Likewise, in popular culture, a greater focus on the stories of elderly queer people in art might spike interest in the older generation and subsequently lessen the sense of exclusion some feel from queer spaces. This would be beneficial not just for older queer people but also for queer youth, with stories of the early days of queer activism and groups like The Gay Liberation Front and Act Up perhaps striking a chord with younger queer activists today. Lip Wieckowski, manager at the London LGBTQ+ Community Centre, told The Glasgow Guardian of the importance of “intergenerational friendships” and how young people can “find joy in learning community history”. Lip also highlighted the importance of young people hearing what has worked and what hasn’t in the history of queer activism to help with future battles that loom.

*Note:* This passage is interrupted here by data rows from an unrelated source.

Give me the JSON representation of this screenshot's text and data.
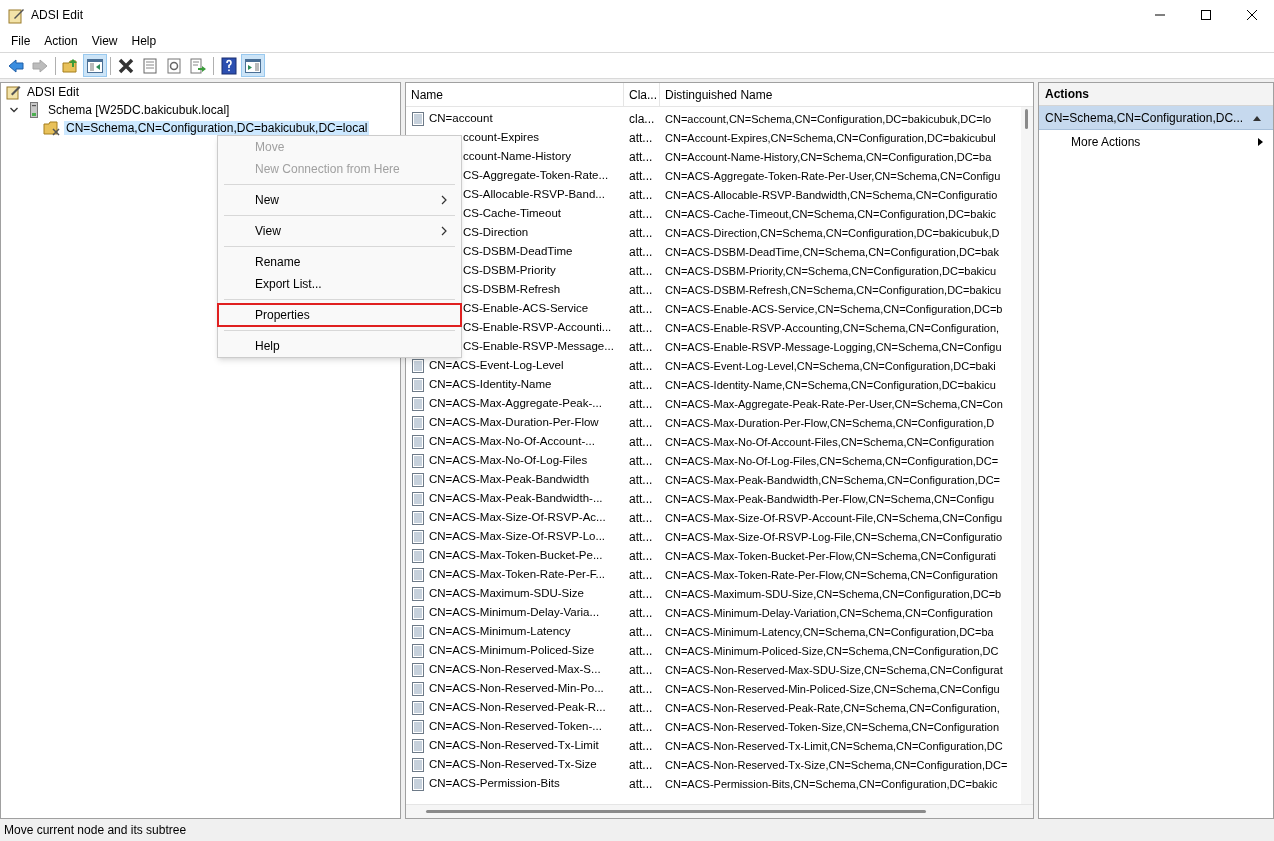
{
  "window": {
    "title": "ADSI Edit"
  },
  "menu_bar": [
    "File",
    "Action",
    "View",
    "Help"
  ],
  "toolbar": [
    {
      "kind": "back",
      "disabled": false,
      "pressed": false
    },
    {
      "kind": "forward",
      "disabled": true,
      "pressed": false
    },
    {
      "kind": "separator"
    },
    {
      "kind": "up",
      "disabled": false,
      "pressed": false
    },
    {
      "kind": "tree",
      "disabled": false,
      "pressed": true
    },
    {
      "kind": "separator"
    },
    {
      "kind": "delete",
      "disabled": false,
      "pressed": false
    },
    {
      "kind": "properties",
      "disabled": false,
      "pressed": false
    },
    {
      "kind": "refresh",
      "disabled": false,
      "pressed": false
    },
    {
      "kind": "export",
      "disabled": false,
      "pressed": false
    },
    {
      "kind": "separator"
    },
    {
      "kind": "help",
      "disabled": false,
      "pressed": false
    },
    {
      "kind": "actionpane",
      "disabled": false,
      "pressed": true
    }
  ],
  "tree": {
    "label": "ADSI Edit",
    "children": [
      {
        "label": "Schema [W25DC.bakicubuk.local]",
        "expanded": true,
        "selected": false,
        "children": [
          {
            "label": "CN=Schema,CN=Configuration,DC=bakicubuk,DC=local",
            "selected": true
          }
        ]
      }
    ]
  },
  "context_menu": [
    {
      "label": "Move",
      "disabled": true,
      "submenu": false,
      "highlighted": false
    },
    {
      "label": "New Connection from Here",
      "disabled": true,
      "submenu": false,
      "highlighted": false
    },
    {
      "kind": "separator"
    },
    {
      "label": "New",
      "disabled": false,
      "submenu": true,
      "highlighted": false
    },
    {
      "kind": "separator"
    },
    {
      "label": "View",
      "disabled": false,
      "submenu": true,
      "highlighted": false
    },
    {
      "kind": "separator"
    },
    {
      "label": "Rename",
      "disabled": false,
      "submenu": false,
      "highlighted": false
    },
    {
      "label": "Export List...",
      "disabled": false,
      "submenu": false,
      "highlighted": false
    },
    {
      "kind": "separator"
    },
    {
      "label": "Properties",
      "disabled": false,
      "submenu": false,
      "highlighted": true
    },
    {
      "kind": "separator"
    },
    {
      "label": "Help",
      "disabled": false,
      "submenu": false,
      "highlighted": false
    }
  ],
  "table": {
    "columns": [
      "Name",
      "Cla...",
      "Distinguished Name"
    ],
    "rows": [
      {
        "covered": false,
        "name": "CN=account",
        "class": "cla...",
        "dn": "CN=account,CN=Schema,CN=Configuration,DC=bakicubuk,DC=lo"
      },
      {
        "covered": true,
        "name": "ccount-Expires",
        "class": "att...",
        "dn": "CN=Account-Expires,CN=Schema,CN=Configuration,DC=bakicubul"
      },
      {
        "covered": true,
        "name": "ccount-Name-History",
        "class": "att...",
        "dn": "CN=Account-Name-History,CN=Schema,CN=Configuration,DC=ba"
      },
      {
        "covered": true,
        "name": "CS-Aggregate-Token-Rate...",
        "class": "att...",
        "dn": "CN=ACS-Aggregate-Token-Rate-Per-User,CN=Schema,CN=Configu"
      },
      {
        "covered": true,
        "name": "CS-Allocable-RSVP-Band...",
        "class": "att...",
        "dn": "CN=ACS-Allocable-RSVP-Bandwidth,CN=Schema,CN=Configuratio"
      },
      {
        "covered": true,
        "name": "CS-Cache-Timeout",
        "class": "att...",
        "dn": "CN=ACS-Cache-Timeout,CN=Schema,CN=Configuration,DC=bakic"
      },
      {
        "covered": true,
        "name": "CS-Direction",
        "class": "att...",
        "dn": "CN=ACS-Direction,CN=Schema,CN=Configuration,DC=bakicubuk,D"
      },
      {
        "covered": true,
        "name": "CS-DSBM-DeadTime",
        "class": "att...",
        "dn": "CN=ACS-DSBM-DeadTime,CN=Schema,CN=Configuration,DC=bak"
      },
      {
        "covered": true,
        "name": "CS-DSBM-Priority",
        "class": "att...",
        "dn": "CN=ACS-DSBM-Priority,CN=Schema,CN=Configuration,DC=bakicu"
      },
      {
        "covered": true,
        "name": "CS-DSBM-Refresh",
        "class": "att...",
        "dn": "CN=ACS-DSBM-Refresh,CN=Schema,CN=Configuration,DC=bakicu"
      },
      {
        "covered": true,
        "name": "CS-Enable-ACS-Service",
        "class": "att...",
        "dn": "CN=ACS-Enable-ACS-Service,CN=Schema,CN=Configuration,DC=b"
      },
      {
        "covered": true,
        "name": "CS-Enable-RSVP-Accounti...",
        "class": "att...",
        "dn": "CN=ACS-Enable-RSVP-Accounting,CN=Schema,CN=Configuration,"
      },
      {
        "covered": true,
        "name": "CS-Enable-RSVP-Message...",
        "class": "att...",
        "dn": "CN=ACS-Enable-RSVP-Message-Logging,CN=Schema,CN=Configu"
      },
      {
        "covered": false,
        "name": "CN=ACS-Event-Log-Level",
        "class": "att...",
        "dn": "CN=ACS-Event-Log-Level,CN=Schema,CN=Configuration,DC=baki"
      },
      {
        "covered": false,
        "name": "CN=ACS-Identity-Name",
        "class": "att...",
        "dn": "CN=ACS-Identity-Name,CN=Schema,CN=Configuration,DC=bakicu"
      },
      {
        "covered": false,
        "name": "CN=ACS-Max-Aggregate-Peak-...",
        "class": "att...",
        "dn": "CN=ACS-Max-Aggregate-Peak-Rate-Per-User,CN=Schema,CN=Con"
      },
      {
        "covered": false,
        "name": "CN=ACS-Max-Duration-Per-Flow",
        "class": "att...",
        "dn": "CN=ACS-Max-Duration-Per-Flow,CN=Schema,CN=Configuration,D"
      },
      {
        "covered": false,
        "name": "CN=ACS-Max-No-Of-Account-...",
        "class": "att...",
        "dn": "CN=ACS-Max-No-Of-Account-Files,CN=Schema,CN=Configuration"
      },
      {
        "covered": false,
        "name": "CN=ACS-Max-No-Of-Log-Files",
        "class": "att...",
        "dn": "CN=ACS-Max-No-Of-Log-Files,CN=Schema,CN=Configuration,DC="
      },
      {
        "covered": false,
        "name": "CN=ACS-Max-Peak-Bandwidth",
        "class": "att...",
        "dn": "CN=ACS-Max-Peak-Bandwidth,CN=Schema,CN=Configuration,DC="
      },
      {
        "covered": false,
        "name": "CN=ACS-Max-Peak-Bandwidth-...",
        "class": "att...",
        "dn": "CN=ACS-Max-Peak-Bandwidth-Per-Flow,CN=Schema,CN=Configu"
      },
      {
        "covered": false,
        "name": "CN=ACS-Max-Size-Of-RSVP-Ac...",
        "class": "att...",
        "dn": "CN=ACS-Max-Size-Of-RSVP-Account-File,CN=Schema,CN=Configu"
      },
      {
        "covered": false,
        "name": "CN=ACS-Max-Size-Of-RSVP-Lo...",
        "class": "att...",
        "dn": "CN=ACS-Max-Size-Of-RSVP-Log-File,CN=Schema,CN=Configuratio"
      },
      {
        "covered": false,
        "name": "CN=ACS-Max-Token-Bucket-Pe...",
        "class": "att...",
        "dn": "CN=ACS-Max-Token-Bucket-Per-Flow,CN=Schema,CN=Configurati"
      },
      {
        "covered": false,
        "name": "CN=ACS-Max-Token-Rate-Per-F...",
        "class": "att...",
        "dn": "CN=ACS-Max-Token-Rate-Per-Flow,CN=Schema,CN=Configuration"
      },
      {
        "covered": false,
        "name": "CN=ACS-Maximum-SDU-Size",
        "class": "att...",
        "dn": "CN=ACS-Maximum-SDU-Size,CN=Schema,CN=Configuration,DC=b"
      },
      {
        "covered": false,
        "name": "CN=ACS-Minimum-Delay-Varia...",
        "class": "att...",
        "dn": "CN=ACS-Minimum-Delay-Variation,CN=Schema,CN=Configuration"
      },
      {
        "covered": false,
        "name": "CN=ACS-Minimum-Latency",
        "class": "att...",
        "dn": "CN=ACS-Minimum-Latency,CN=Schema,CN=Configuration,DC=ba"
      },
      {
        "covered": false,
        "name": "CN=ACS-Minimum-Policed-Size",
        "class": "att...",
        "dn": "CN=ACS-Minimum-Policed-Size,CN=Schema,CN=Configuration,DC"
      },
      {
        "covered": false,
        "name": "CN=ACS-Non-Reserved-Max-S...",
        "class": "att...",
        "dn": "CN=ACS-Non-Reserved-Max-SDU-Size,CN=Schema,CN=Configurat"
      },
      {
        "covered": false,
        "name": "CN=ACS-Non-Reserved-Min-Po...",
        "class": "att...",
        "dn": "CN=ACS-Non-Reserved-Min-Policed-Size,CN=Schema,CN=Configu"
      },
      {
        "covered": false,
        "name": "CN=ACS-Non-Reserved-Peak-R...",
        "class": "att...",
        "dn": "CN=ACS-Non-Reserved-Peak-Rate,CN=Schema,CN=Configuration,"
      },
      {
        "covered": false,
        "name": "CN=ACS-Non-Reserved-Token-...",
        "class": "att...",
        "dn": "CN=ACS-Non-Reserved-Token-Size,CN=Schema,CN=Configuration"
      },
      {
        "covered": false,
        "name": "CN=ACS-Non-Reserved-Tx-Limit",
        "class": "att...",
        "dn": "CN=ACS-Non-Reserved-Tx-Limit,CN=Schema,CN=Configuration,DC"
      },
      {
        "covered": false,
        "name": "CN=ACS-Non-Reserved-Tx-Size",
        "class": "att...",
        "dn": "CN=ACS-Non-Reserved-Tx-Size,CN=Schema,CN=Configuration,DC="
      },
      {
        "covered": false,
        "name": "CN=ACS-Permission-Bits",
        "class": "att...",
        "dn": "CN=ACS-Permission-Bits,CN=Schema,CN=Configuration,DC=bakic"
      }
    ]
  },
  "actions": {
    "title": "Actions",
    "sections": [
      {
        "label": "CN=Schema,CN=Configuration,DC...",
        "expanded": true,
        "items": [
          {
            "label": "More Actions",
            "submenu": true
          }
        ]
      }
    ]
  },
  "status_bar": "Move current node and its subtree"
}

Initiatives like the London LGBTQ+ Community Centre, which provide a safe space for queer intergenerational interaction, are vital for queer people of all ages. A healthy intergenerational relationship in the queer community would ultimately be a two-way street. When we take the time to listen and engage with the stories of the older queer generation, we, as young queer people, gain insight into our history and culture. Simultaneously, a forgotten generation can feel uplifted and supported, a powerful tool in the face of mental illness and trauma. There is a lot to be done to bridge the queer generational divide, but listening to the stories of the queers who fought for our modern-day liberation, seems like a good place to start.